14 January 2016
PARACOMBE SHIRAZ, St HENRI AND JAS
In spite of the wet 2011 year being very very tricky, Paracombe Adelaide Hills Shiraz 2011 ($23; 14.8% alcohol; screw cap) is typical of the gentle, dead-reliable reds released year-in-year out by the Drogemuller family in their beautiful vineyard and winery complex above the Torrens Gorge at Paracombe.
This is exquisite Shiraz, warm and polished to a silky sheen. As usual with this brand, the wine doesn't seem quite as strong as that alcohol number infers: its acidity and splinter of spicy French oak balance its plummy opulence nicely.
To get premium high country fruit like this on the market at $23 is remarkably generous: across the river at Balhanna Shaw & Smith are selling their 2013 Shiraz at $44. Some would argue that that extra $21 is justified in that S&S won the best wine of the show in the Adelaide Hills wine races late last year.

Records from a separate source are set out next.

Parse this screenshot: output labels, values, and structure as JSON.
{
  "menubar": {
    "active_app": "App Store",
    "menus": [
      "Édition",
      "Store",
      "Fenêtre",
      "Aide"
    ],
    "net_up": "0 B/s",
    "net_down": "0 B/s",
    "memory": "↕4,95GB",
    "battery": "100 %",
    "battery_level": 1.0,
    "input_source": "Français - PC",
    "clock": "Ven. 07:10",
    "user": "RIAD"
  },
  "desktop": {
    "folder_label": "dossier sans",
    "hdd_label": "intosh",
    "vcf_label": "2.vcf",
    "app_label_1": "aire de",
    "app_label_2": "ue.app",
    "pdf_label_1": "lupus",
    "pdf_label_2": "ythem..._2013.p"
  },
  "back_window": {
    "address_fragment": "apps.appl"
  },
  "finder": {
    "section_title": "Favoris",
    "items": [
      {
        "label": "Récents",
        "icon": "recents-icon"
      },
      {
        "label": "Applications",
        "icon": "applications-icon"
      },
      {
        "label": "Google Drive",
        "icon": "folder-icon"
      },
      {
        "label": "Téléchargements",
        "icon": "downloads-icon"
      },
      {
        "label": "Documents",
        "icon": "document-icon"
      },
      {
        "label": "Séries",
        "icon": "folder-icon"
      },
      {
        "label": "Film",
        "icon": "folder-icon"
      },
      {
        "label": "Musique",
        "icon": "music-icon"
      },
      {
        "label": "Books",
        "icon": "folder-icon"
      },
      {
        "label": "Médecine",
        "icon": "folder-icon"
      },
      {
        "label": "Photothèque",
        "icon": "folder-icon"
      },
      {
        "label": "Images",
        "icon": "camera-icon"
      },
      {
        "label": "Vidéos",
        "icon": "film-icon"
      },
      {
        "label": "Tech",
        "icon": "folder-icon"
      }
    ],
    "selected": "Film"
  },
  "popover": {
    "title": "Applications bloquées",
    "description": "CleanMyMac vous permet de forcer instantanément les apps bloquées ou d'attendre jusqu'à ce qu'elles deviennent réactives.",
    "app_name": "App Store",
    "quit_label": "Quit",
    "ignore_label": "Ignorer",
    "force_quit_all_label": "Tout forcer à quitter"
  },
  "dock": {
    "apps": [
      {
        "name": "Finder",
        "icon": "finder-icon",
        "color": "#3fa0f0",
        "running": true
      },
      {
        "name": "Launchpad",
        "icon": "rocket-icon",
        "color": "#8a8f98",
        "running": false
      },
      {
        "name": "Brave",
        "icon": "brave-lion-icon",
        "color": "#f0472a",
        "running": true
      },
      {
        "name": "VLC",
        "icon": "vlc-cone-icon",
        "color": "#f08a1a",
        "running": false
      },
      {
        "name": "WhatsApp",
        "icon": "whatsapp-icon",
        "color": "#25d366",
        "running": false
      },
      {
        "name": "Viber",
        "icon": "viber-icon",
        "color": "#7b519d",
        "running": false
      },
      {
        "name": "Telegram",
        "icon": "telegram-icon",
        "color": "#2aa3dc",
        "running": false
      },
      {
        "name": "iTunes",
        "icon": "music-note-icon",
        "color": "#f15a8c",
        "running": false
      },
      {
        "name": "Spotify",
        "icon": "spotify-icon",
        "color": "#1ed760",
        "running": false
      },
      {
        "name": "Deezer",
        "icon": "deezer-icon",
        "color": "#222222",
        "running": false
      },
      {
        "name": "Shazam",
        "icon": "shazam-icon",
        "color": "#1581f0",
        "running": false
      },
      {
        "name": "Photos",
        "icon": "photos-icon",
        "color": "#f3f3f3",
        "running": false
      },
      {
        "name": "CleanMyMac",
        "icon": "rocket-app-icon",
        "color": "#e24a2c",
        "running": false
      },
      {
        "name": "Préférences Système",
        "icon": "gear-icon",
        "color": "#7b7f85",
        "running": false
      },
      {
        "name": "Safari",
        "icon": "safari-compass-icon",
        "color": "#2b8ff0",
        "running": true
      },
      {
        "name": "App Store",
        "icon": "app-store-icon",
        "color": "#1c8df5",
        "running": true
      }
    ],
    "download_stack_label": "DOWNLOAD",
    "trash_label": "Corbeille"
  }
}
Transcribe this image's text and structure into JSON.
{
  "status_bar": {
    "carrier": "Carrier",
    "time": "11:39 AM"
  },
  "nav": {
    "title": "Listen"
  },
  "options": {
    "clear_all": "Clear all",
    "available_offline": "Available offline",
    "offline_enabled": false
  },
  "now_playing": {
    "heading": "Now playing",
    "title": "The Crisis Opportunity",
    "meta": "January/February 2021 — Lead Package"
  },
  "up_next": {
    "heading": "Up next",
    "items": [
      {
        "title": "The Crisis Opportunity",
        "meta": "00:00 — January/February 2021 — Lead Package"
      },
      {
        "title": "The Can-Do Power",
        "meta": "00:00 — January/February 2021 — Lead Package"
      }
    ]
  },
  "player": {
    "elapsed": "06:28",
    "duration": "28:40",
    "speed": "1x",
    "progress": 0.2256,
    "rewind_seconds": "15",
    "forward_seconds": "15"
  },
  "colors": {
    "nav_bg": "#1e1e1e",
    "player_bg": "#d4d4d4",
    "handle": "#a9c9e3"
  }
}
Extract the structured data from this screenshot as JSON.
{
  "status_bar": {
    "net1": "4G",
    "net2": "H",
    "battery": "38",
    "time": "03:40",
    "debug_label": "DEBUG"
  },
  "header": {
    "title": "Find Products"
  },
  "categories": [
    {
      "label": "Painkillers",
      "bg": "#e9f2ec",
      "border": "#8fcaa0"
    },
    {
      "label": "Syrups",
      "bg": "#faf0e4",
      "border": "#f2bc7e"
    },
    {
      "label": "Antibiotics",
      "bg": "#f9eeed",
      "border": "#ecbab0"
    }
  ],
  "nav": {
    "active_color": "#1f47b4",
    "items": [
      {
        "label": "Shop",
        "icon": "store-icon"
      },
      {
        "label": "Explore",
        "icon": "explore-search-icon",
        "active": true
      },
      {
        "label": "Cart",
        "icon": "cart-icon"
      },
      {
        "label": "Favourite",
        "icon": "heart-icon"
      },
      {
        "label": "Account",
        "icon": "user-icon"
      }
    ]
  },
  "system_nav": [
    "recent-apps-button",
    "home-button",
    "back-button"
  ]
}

But. But. But. I think the Paracombe wine has better form and balance.
That's always been the Droggie manner: look after your customers.
There's another Paracombe Shiraz - same vintage; same alcohol; same price - with a free sploosh of Viognier which seems to have brought the tannins into a more crisp focus. Rather than adding ripe apricot jam to what is usually quite ripe jammy Shiraz in most Australian makers' attempts, Paracombe has got it right: this is what Viognier should be used for. If picked fresh enough, it has quite bright phenolic tannins which will work the Shiraz phenolics over beautifully. If anything, this clever blend could use another year two of cellar to be drunk at its optimum.
Paracombe Adelaide Hills Somerville Shiraz 2010 ($69; 16% alcohol; cork) comes from the 1903 vineyard of Jas Somerville, the first bloke to plant vines on the Paracombe plateau.
Seventy years back when John Davouren was perfecting his St Henri Claret recipe opposite Penfolds Grange at Auldana, he loved using the gentle, rich fruit of these vines. Fifty years later, when Paul Drogemuller attempted to buy the last (barely) surviving patch of the vineyard the owner refused to part with the ground, so Paul purchased the 500 vines as individual plants, took them back to his vineyard up the hill, and replanted them around his house in 1997.
While Paul and son Ben let this fruit fully ripen to alcohols higher than many nowadays prefer,or more likely admit to, it's easy to see how such gentle flavour went so well in the blend of Davouren's St Henri - it would have provided what Max Schubert purringly called called 'a mother wine.'
Here you can purr over the mother wine, unblended. While 16 is a fair few alcohols, this vintage in particular seems so silky and luxuriously balanced you'd never know. Yum. Steak please.